È questo uno spiraglio sottile di spiritualità che si insinua nel mondo di edonismo descritto senza freno, poiché, chiaramente, l’opera è distante mille miglia dalle espressioni amorose del dolce stil novo di Dante e Petrarca, dei sospiri romantici del Leopardi e delle aspirazioni religiose del Manzoni, nonché delle elucubrazioni funeree del decadentismo o delle leziosità eteree e sognanti di Liala.
Siamo in presenza di un’opera che si inserisce sopra tutto nel solco dell’edonismo erotico e sensuale, nato in verità in tempi remoti, ma attualmente alimentato dalla moderna visione della donna, non più schiava d’atavici tabù, ma libera d’accedere, a parità con l’uomo, alle fonti del piacere.
Un plauso va all’autrice Vera Ambra per la delicatezza di espressione veramente singolare e fuori dal comune, che ha pure corrotto una valente conoscitrice della lingua italiana, la quale si è peritata di tradurre in lingua spagnola i suoi caldi e conturbanti versi.
Per chi non lo sapesse la poetessa “Fàtima Rocio Peralta Garcia he editado la traducion en espagnol de PEGASIUM NECTAR de Vera Ambra”.
In premessa ella dichiara esplicitamente che la traduzione di queste poesie le hanno dato la sensazione di essere una ninfa dell’olimpo e di aver scoperto in questi versi un mondo nuovo.

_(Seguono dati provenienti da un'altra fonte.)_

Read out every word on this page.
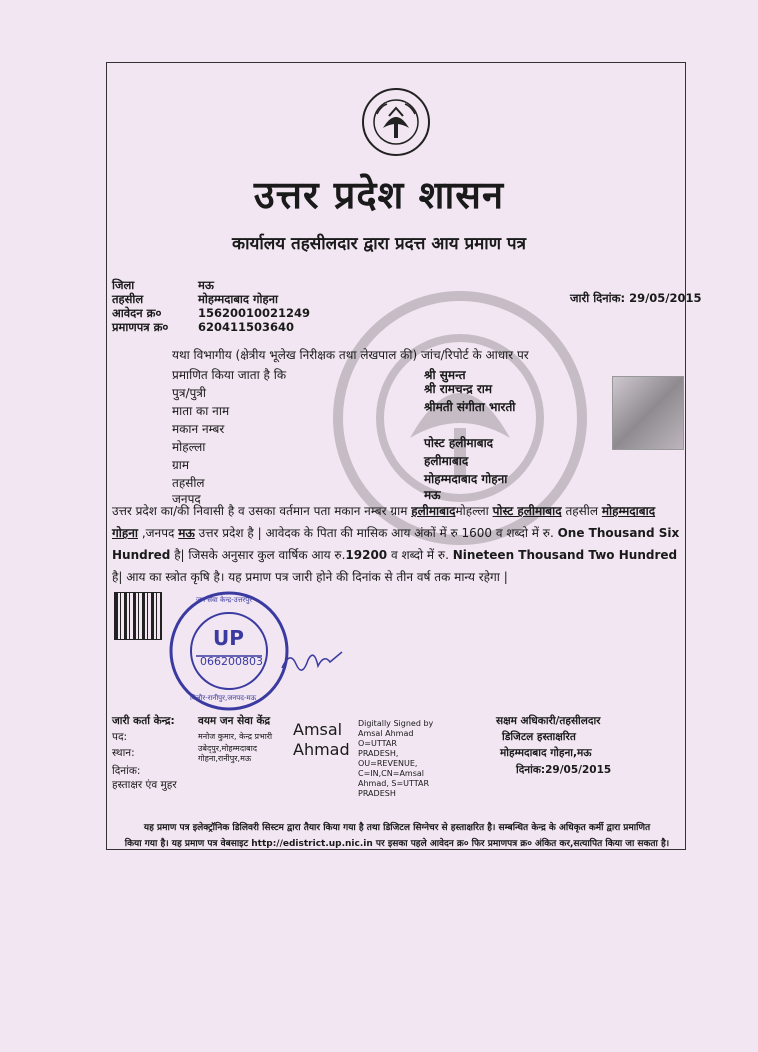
उत्तर प्रदेश शासन
कार्यालय तहसीलदार द्वारा प्रदत्त आय प्रमाण पत्र
जिला	मऊ
तहसील	मोहम्मदाबाद गोहना
आवेदन क्र०	15620010021249
प्रमाणपत्र क्र०	620411503640
जारी दिनांक: 29/05/2015
यथा विभागीय (क्षेत्रीय भूलेख निरीक्षक तथा लेखपाल की) जांच/रिपोर्ट के आधार पर
प्रमाणित किया जाता है कि	श्री सुमन्त
पुत्र/पुत्री	श्री रामचन्द्र राम
माता का नाम	श्रीमती संगीता भारती
मकान नम्बर
मोहल्ला	पोस्ट हलीमाबाद
ग्राम	हलीमाबाद
तहसील	मोहम्मदाबाद गोहना
जनपद	मऊ
उत्तर प्रदेश का/की निवासी है व उसका वर्तमान पता मकान नम्बर ग्राम हलीमाबादमोहल्ला पोस्ट हलीमाबाद तहसील मोहम्मदाबाद गोहना ,जनपद मऊ उत्तर प्रदेश है | आवेदक के पिता की मासिक आय अंकों में रु 1600 व शब्दो में रु. One Thousand Six Hundred है| जिसके अनुसार कुल वार्षिक आय रु.19200 व शब्दो में रु. Nineteen Thousand Two Hundred है| आय का स्त्रोत कृषि है। यह प्रमाण पत्र जारी होने की दिनांक से तीन वर्ष तक मान्य रहेगा |
UP
066200803
जन सेवा केन्द्र-उत्तरपुर
बिलौर-रानीपुर,जनपद-मऊ
जारी कर्ता केन्द्र: वयम जन सेवा केंद्र
पद:	मनोज कुमार, केन्द्र प्रभारी
स्थान:	उबेद्पुर,मोहम्मदाबाद
गोहना,रानीपुर,मऊ
दिनांक:
हस्ताक्षर एंव मुहर
Amsal
Ahmad
Digitally Signed by
Amsal Ahmad
O=UTTAR
PRADESH,
OU=REVENUE,
C=IN,CN=Amsal
Ahmad, S=UTTAR
PRADESH
सक्षम अधिकारी/तहसीलदार
डिजिटल हस्ताक्षरित
मोहम्मदाबाद गोहना,मऊ
दिनांक:29/05/2015
यह प्रमाण पत्र इलेक्ट्रॉनिक डिलिवरी सिस्टम द्वारा तैयार किया गया है तथा डिजिटल सिग्नेचर से हस्ताक्षरित है। सम्बन्धित केन्द्र के अधिकृत कर्मी द्वारा प्रमाणित
किया गया है। यह प्रमाण पत्र वेबसाइट http://edistrict.up.nic.in पर इसका पहले आवेदन क्र० फिर प्रमाणपत्र क्र० अंकित कर,सत्यापित किया जा सकता है।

Conclude la sua introduzione con queste lusinghiere parole:
Resumendo en breve puedo decir que la obra de Vera Ambra es …
Un delirio de palabras
ambrosìa en los labios
piel amante del Olimpo
amalgama de pasiones.
Ecco, dunque che la nostra Autrice, cavalcando Pegaso nelle sue alate evoluzioni, sorvola gli Appennini, le Alpi, i Pirenei ed anche l’azzurro mare nostrum latino e raggiunge la Spagna per allietare anche lì chi legge questo gioioso libretto di poesie.